Setophaga coronata (formerly Dendroica coronata coronata), the eastern form of the Yellow-rumped Warbler.
By Peter Vankevich
Beginning around Mid-October, a small brownish, streaky bird returns to Ocracoke to spend the winter. Most years, by December, it is hard to find any sizable bushes or cedar trees that at least some time during the day, do not contain several of these birds flitting around in search of food or safety. They are the eastern race of the Yellow-rumped warbler, Myrtle Warblers.
This is the most common warbler in North America. They breed in northern mature coniferous and mixed coniferous-deciduous woods of North America, well into Canada. Thers are some breeding records in the Appalachians.
During winter, they favor open areas with fruiting shrubs or scattered trees, streamside woodlands, open pine and pine and oak forests, and typical habitat on Ocracoke, shrubby edges of marshes that have cedar and wax myrtle and dunes that have bayberries. On their tropical wintering grounds they live in mangroves, thorn scrub, forests with pine, oak and fir trees and shade coffee plantations
This time of year, you can easily identify this bird by its distinctive bright yellow patch above the tail, white wing bars, and yellow streaks on the sides of the breast. Come spring, the plumage changes to a darker gray back, with black cheeks and yellow crown. Males are brighter than females.

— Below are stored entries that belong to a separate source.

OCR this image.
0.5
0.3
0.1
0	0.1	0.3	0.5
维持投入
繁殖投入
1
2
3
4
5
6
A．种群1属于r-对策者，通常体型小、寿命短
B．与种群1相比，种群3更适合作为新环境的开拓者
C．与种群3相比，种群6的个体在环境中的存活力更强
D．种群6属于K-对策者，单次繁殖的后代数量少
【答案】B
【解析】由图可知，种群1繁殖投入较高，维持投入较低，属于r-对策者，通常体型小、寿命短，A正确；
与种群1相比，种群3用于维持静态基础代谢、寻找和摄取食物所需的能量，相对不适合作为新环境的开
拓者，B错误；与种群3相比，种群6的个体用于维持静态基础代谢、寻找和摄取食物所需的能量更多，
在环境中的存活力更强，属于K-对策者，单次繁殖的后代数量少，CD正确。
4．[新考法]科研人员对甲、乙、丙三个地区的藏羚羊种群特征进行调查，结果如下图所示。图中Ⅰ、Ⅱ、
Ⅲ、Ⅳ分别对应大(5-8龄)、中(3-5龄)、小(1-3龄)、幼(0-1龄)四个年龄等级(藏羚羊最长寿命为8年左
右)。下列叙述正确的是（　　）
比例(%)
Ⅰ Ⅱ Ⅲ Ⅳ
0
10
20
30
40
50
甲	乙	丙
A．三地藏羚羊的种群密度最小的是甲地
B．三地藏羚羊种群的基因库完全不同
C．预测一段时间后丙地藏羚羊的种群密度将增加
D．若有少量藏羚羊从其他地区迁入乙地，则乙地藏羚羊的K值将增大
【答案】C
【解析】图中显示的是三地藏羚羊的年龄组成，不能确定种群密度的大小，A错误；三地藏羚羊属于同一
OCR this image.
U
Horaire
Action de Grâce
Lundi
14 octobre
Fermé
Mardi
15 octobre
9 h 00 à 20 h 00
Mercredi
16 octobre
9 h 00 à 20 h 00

In addition to the sharp chip note you hear from them during the winter, in spring you may also hear their song consisting of a soft fading musical trill.
Their diet consists primarily of insects and (adults and larvae) and other small invertebrates. In winter they will also eat fruits, berries and wild seeds such as from beach grasses anda and goldenrod. They may come to feeders, eating sunflower seeds, and raisins, peanut butter and suet . It’s name derives from being the only warbler able to digest the waxes found in bayberries and wax myrtles. It is this ability to eat foods other than insects that allows it to winter farther north than other warblers.
Listen: On the island it is most vocal using a chip note:
Here is the soft trilling song that can be heard in spring:
(audio provided courtesy of OhioLINK Digital Resource Commons)
Best time to see: Mid-fall to early spring
Where: Almost anywhere on Ocracoke including the village.
A somewhat similar migrating warbler that precedes this species on Ocracoke in the fall is the Palm Warbler. You can read about this species here.
For years the Myrtle Warbler was considered a separate species, but in 1973 the American Ornithological Society “lumped” it with its western counterpart the Audubon’s Warbler and the Guatemalan Goldman’s Warbler, to make one species. The western Audubon’s Warbler is a rare visitor winter to North Carolina and most easily identified by its yellow throat.
For those interested in birding in North America, a fascinating book is Kingbird Highway: The Biggest Year in the Life of an Extreme Birder by Kenn Kaufman. He chronicles his quest in 1973, when, as a teenager, to capture the record for most species spotted in a single year, travelling by hitchhiking and bus on a shoe-sting budge. At one point, he found himself in the parking lot of the Bodie-Pea lighthouse and suddenly hundres of Myrtle Warblers showed up. Soon after, a rare blizzard struck the Outer Banks. If birding can have drama – and it can – this ranks up in the tops.